UN hails Black Sea grain deal’s effect on food prices

GENEVA: The agreement on exporting grains from Ukraine agreed with Moscow and Kyiv has brought down global food prices, said Monday a UN chief who helped broker the deal.

But UN trade agency boss Rebeca Grynspan stressed it was now necessary to bring down the price of fertilisers -- of which Russia is a major producer -- in order to avoid a food crisis, reports AFP.

Two agreements were signed under the United Nations on July 22 to allow the export of Ukrainian cereals blocked by Russia's war in the country, and the export of Russian food and fertilisers, despite Western sanctions imposed on Moscow. The Black Sea Grain Initiative agreement signed in Istanbul is valid for 120 days, or four months, said Grynspan, the head of UNCTAD, the UN Conference on Trade and Development.

"The UN hopes that it will be renewed because it has been really a success and an important addition to tackle the food insecurity crisis in the world," she told reporters in Geneva.

"We have surpassed now the mark of five million metric tonnes of grain coming out of the Ukrainian ports.
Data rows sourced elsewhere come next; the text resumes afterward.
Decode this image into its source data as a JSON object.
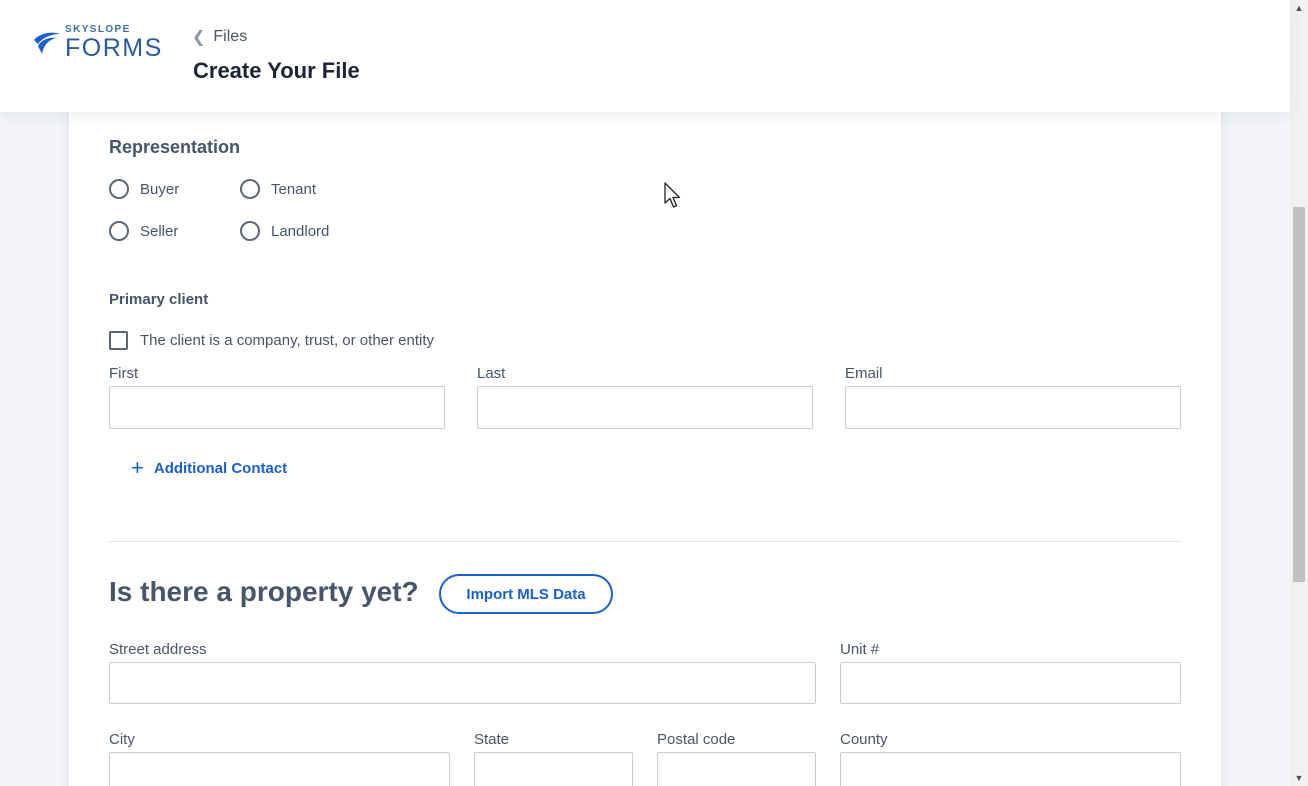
{
  "header": {
    "logo_small": "SKYSLOPE",
    "logo_big": "FORMS",
    "breadcrumb": "Files",
    "title": "Create Your File"
  },
  "representation": {
    "title": "Representation",
    "options": [
      "Buyer",
      "Tenant",
      "Seller",
      "Landlord"
    ]
  },
  "primary_client": {
    "title": "Primary client",
    "entity_checkbox_label": "The client is a company, trust, or other entity",
    "fields": {
      "first": "First",
      "last": "Last",
      "email": "Email"
    },
    "additional_contact": "Additional Contact"
  },
  "property": {
    "title": "Is there a property yet?",
    "import_button": "Import MLS Data",
    "fields": {
      "street": "Street address",
      "unit": "Unit #",
      "city": "City",
      "state": "State",
      "postal": "Postal code",
      "county": "County"
    }
  },
  "colors": {
    "accent": "#1a5fd0",
    "text": "#46556b",
    "title": "#1a2535"
  },
  "icons": {
    "breadcrumb": "chevron-left-icon",
    "add": "plus-icon",
    "logo": "skyslope-swoosh-icon"
  }
}
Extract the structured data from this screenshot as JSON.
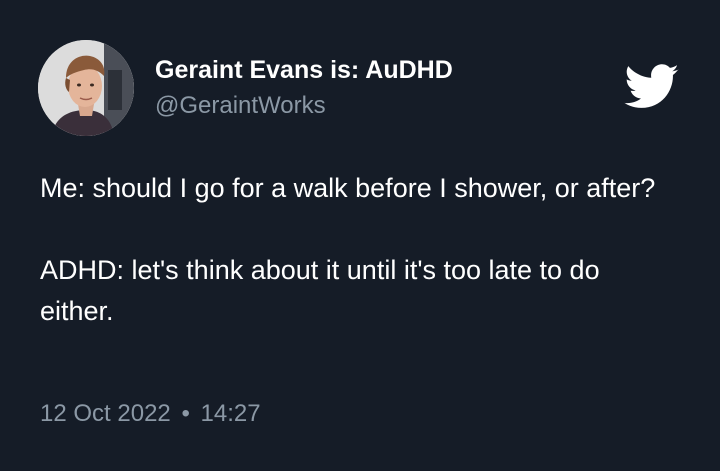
{
  "tweet": {
    "author": {
      "display_name": "Geraint Evans is: AuDHD",
      "handle": "@GeraintWorks"
    },
    "paragraphs": [
      "Me: should I go for a walk before I shower, or after?",
      "ADHD: let's think about it until it's too late to do either."
    ],
    "date": "12 Oct 2022",
    "separator": "•",
    "time": "14:27",
    "brand_icon": "twitter-bird-icon"
  },
  "colors": {
    "background": "#151c27",
    "text": "#ffffff",
    "secondary_text": "#8b98a5",
    "brand": "#ffffff"
  }
}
This has no doubt had an effect on the grain markets."

UNCTAD said the initiative had a significant impact on the fall in global food prices.

The food price index produced by the UN's Food and Agriculture Organization showed a decline for the fifth consecutive month in August, bringing prices to their lowest level in seven months.

"We are more or less at pre-war levels of prices," said Grynspan, underlining that prices were already high before Russia's invasion of its neighbour in February.

Grynspan said she wanted to push for more price decreases and said that if the markets could stabilise, "we think that prices can come down even further".

The former vice president of Costa Rica however pointed to sky-high fertiliser prices as another major obstacle towards normalising the food market. The prices of synthetic fertilisers -- based on nitrogen, phosphorus or potash -- have tripled over the past year and a half following supply disruptions from Russia which was the world's largest exporter, and the soaring price of gas which is essential in the manufacturing process. Russia, a world grain power, complains that it cannot sell its production and its fertilisers due to Western sanctions affecting the financial and logistics sectors in particular.

"To avert a future crisis, we need to bring fertiliser prices down," said Grynspan, otherwise "the crisis of affordability that we have today will be a crisis of availability tomorrow".

A meeting of fertiliser producers will be organised in Paris ahead of the G20 summit in Indonesia in November, in order to intensify production.